今巻はアッシュの父親、フィジカの契約や家族の話、迷いなどキャラクターにクローズアップしているところが多く、それぞれの人物のエピソード、フィジカたちのその後に繋がるような話がメインかなと思います。
人狼ゲームをモチーフにしているエピソードも結構変わり種だったし。エイル教の聖人にまつわる話なんかもありましたしね。
それによって動物記っぽさが薄まっているところはありますが、読んでて「なるほどなあ」というケルピーやワイバーンのお話がささっと入ってくるから安心です。カーバンクルは結構まさかのカーバンクル。俺ただの魔法跳ね返す小動物としか見てなかったから…でも(正体については)そういう説もちゃんとあるみたい。
しかしみんな(人間の尺度で測ると)長寿過ぎてなんていうかファンタジー…むしろ逆に人間が短命なのがおかしいみたいな感じになるところまである。
急速成長した妹の登場!
故郷の妹扱いだったロッテがいろいろとひっさげてダイナマイトに参戦!
…いや、ほんとにいろいろと予想外な感じですね。完全に兄より優れた妹ですし。でもKAWAIIから正義。温泉はなお正義。
そして妹参戦によってアッシュの鈍感さがますます目立ってきていてほんとこれ。
まあ…妹キャラはえてして家族なわけでもありますけどね…というか家族だしね…
この「家族」というのも実は結構隠れたテーマなのかな。種を繋ぐということはつまりそういうこと。
紡がれていく未来
そして迎えるエンディング…いい最終回でした…
アッシュは最後までアッシュだったけど。らしいっちゃそう。アッシュ…
しかし、ここまでの旅路にはいろいろあったのだろうけれど、それが語られなかったのは残念でもあります。

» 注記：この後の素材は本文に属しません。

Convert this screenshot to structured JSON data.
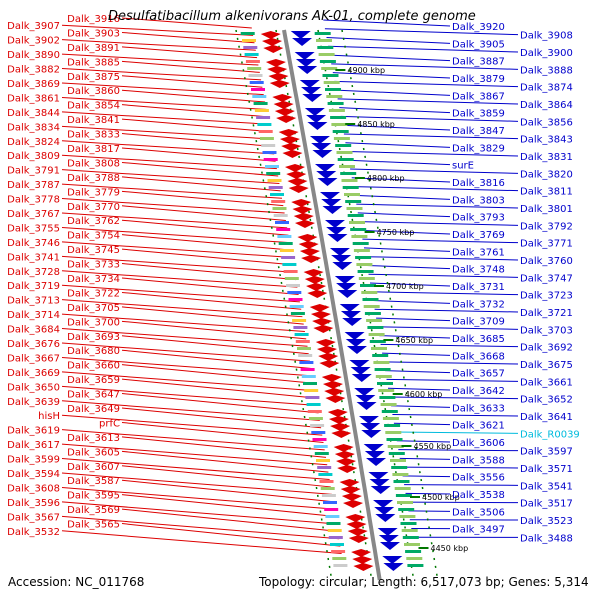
{
  "title": "Desulfatibacillum alkenivorans AK-01, complete genome",
  "accession": "Accession: NC_011768",
  "topology": "Topology: circular; Length: 6,517,073 bp; Genes: 5,314",
  "colors": {
    "forward": "#dd0000",
    "reverse": "#0000cc",
    "rna": "#00bbdd",
    "backbone": "#888888",
    "tick": "#007700"
  },
  "ticks": [
    "4900 kbp",
    "4850 kbp",
    "4800 kbp",
    "4750 kbp",
    "4700 kbp",
    "4650 kbp",
    "4600 kbp",
    "4550 kbp",
    "4500 kbp",
    "4450 kbp"
  ],
  "left_labels": [
    "Dalk_3916",
    "Dalk_3907",
    "Dalk_3903",
    "Dalk_3902",
    "Dalk_3891",
    "Dalk_3890",
    "Dalk_3885",
    "Dalk_3882",
    "Dalk_3875",
    "Dalk_3869",
    "Dalk_3860",
    "Dalk_3861",
    "Dalk_3854",
    "Dalk_3844",
    "Dalk_3841",
    "Dalk_3834",
    "Dalk_3833",
    "Dalk_3824",
    "Dalk_3817",
    "Dalk_3809",
    "Dalk_3808",
    "Dalk_3791",
    "Dalk_3788",
    "Dalk_3787",
    "Dalk_3779",
    "Dalk_3778",
    "Dalk_3770",
    "Dalk_3767",
    "Dalk_3762",
    "Dalk_3755",
    "Dalk_3754",
    "Dalk_3746",
    "Dalk_3745",
    "Dalk_3741",
    "Dalk_3733",
    "Dalk_3728",
    "Dalk_3734",
    "Dalk_3719",
    "Dalk_3722",
    "Dalk_3713",
    "Dalk_3705",
    "Dalk_3714",
    "Dalk_3700",
    "Dalk_3684",
    "Dalk_3693",
    "Dalk_3676",
    "Dalk_3680",
    "Dalk_3667",
    "Dalk_3660",
    "Dalk_3669",
    "Dalk_3659",
    "Dalk_3650",
    "Dalk_3647",
    "Dalk_3639",
    "Dalk_3649",
    "hisH",
    "prfC",
    "Dalk_3619",
    "Dalk_3613",
    "Dalk_3617",
    "Dalk_3605",
    "Dalk_3599",
    "Dalk_3607",
    "Dalk_3594",
    "Dalk_3587",
    "Dalk_3608",
    "Dalk_3595",
    "Dalk_3596",
    "Dalk_3569",
    "Dalk_3567",
    "Dalk_3565",
    "Dalk_3532"
  ],
  "right_labels": [
    "Dalk_3920",
    "Dalk_3908",
    "Dalk_3905",
    "Dalk_3900",
    "Dalk_3887",
    "Dalk_3888",
    "Dalk_3879",
    "Dalk_3874",
    "Dalk_3867",
    "Dalk_3864",
    "Dalk_3859",
    "Dalk_3856",
    "Dalk_3847",
    "Dalk_3843",
    "Dalk_3829",
    "Dalk_3831",
    "surE",
    "Dalk_3820",
    "Dalk_3816",
    "Dalk_3811",
    "Dalk_3803",
    "Dalk_3801",
    "Dalk_3793",
    "Dalk_3792",
    "Dalk_3769",
    "Dalk_3771",
    "Dalk_3761",
    "Dalk_3760",
    "Dalk_3748",
    "Dalk_3747",
    "Dalk_3731",
    "Dalk_3723",
    "Dalk_3732",
    "Dalk_3721",
    "Dalk_3709",
    "Dalk_3703",
    "Dalk_3685",
    "Dalk_3692",
    "Dalk_3668",
    "Dalk_3675",
    "Dalk_3657",
    "Dalk_3661",
    "Dalk_3642",
    "Dalk_3652",
    "Dalk_3633",
    "Dalk_3641",
    "Dalk_3621",
    "Dalk_R0039",
    "Dalk_3606",
    "Dalk_3597",
    "Dalk_3588",
    "Dalk_3571",
    "Dalk_3556",
    "Dalk_3541",
    "Dalk_3538",
    "Dalk_3517",
    "Dalk_3506",
    "Dalk_3523",
    "Dalk_3497",
    "Dalk_3488"
  ]
}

ありますけど…なんか人間の時間感覚だと巻数がいくらあっても足りないようなストーリー量になってそうな気もしてなかなかえらいことになるかもしれない。
エイル教という教え(と利権)によって人間が他の種族を(結果的に)迫害している世界で、「人間も世界にいる一つの種族、でもその人間から見た世界」というちょっと違ったファンタジー観を感じていたのは、もしかしたらこの時間感覚、種族による寿命、老化速度の違いがあるのかもしれないです。
フィジカからしてもう完全にかわいいんだけど、齢100歳を越えてるみたいだからなあ…エルフ族ほんとすき…
でもアッシュがフィジカの尻に敷かれてるのはまあきっと変わらないので、なんていうか、きっと世界は続いていく。